When we recently in Japan, I had reconciled myself to missing the cherry blossoms. After all, the bloom happens early in April and I would not arrive in Japan until April 20th. However much to my delight, the cherry trees were in full bloom when I landed on Honshu, Japan's biggest island. Due to unseasonal cold, the trees' blooms were two to three weeks late. It was a good news-bad news occasion, since the cold that slowed the trees so dramatically was part of the pattern of worldwide changing climate.
After some time in Japan and South Korea, I continued traveling along the Asian coast to Vladivostok,where we spent a rainy time exploring this Russian Siberian city that once was a military installation and a closed port. From there, the plan was to sail between Russia's Kuirl Islands and Hokkaido, Japan's northernmost island. Instead, the ship encountered immense amounts of floating sea ice. It was a glorious and unprecedented experience. People poured onto the open decks to watch. Cameras clicked and clicked recording the sight.
As the number of ice floes became more numerous and larger, they began to pile on top of each other and push against the ship. We slowed to one to two knots - roughly the equivalent of about one to two miles per hour. Finally, the Captain concluded it was not possible to find a pathway through the ice. We turned around and headed back to Japan to find another route.

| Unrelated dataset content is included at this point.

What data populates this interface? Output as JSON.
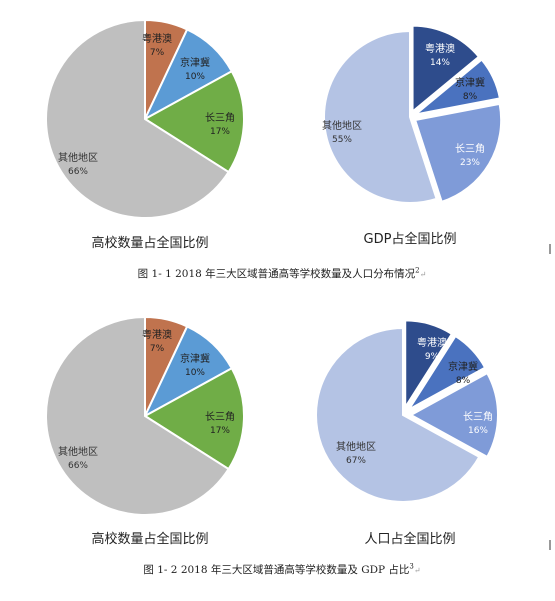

It was another good news-bad news experiences.It was nothing I ever expected to see. It was an experience of a lifetime. The bad news? Strong northerly winds of over 50 mph had pushed the ice southward from the high Arctic, where ice was melting. In April, where it should have still been winter for several more months. Another result of worldwide changing climate.
We did re-chart our course, going south around Hokkaido Island and then headed straight into the Bering Sea above the Aleutian Islands, further north than I ever expected to be. We had two and a half days to make up in order to reach Kodiak, Alaska.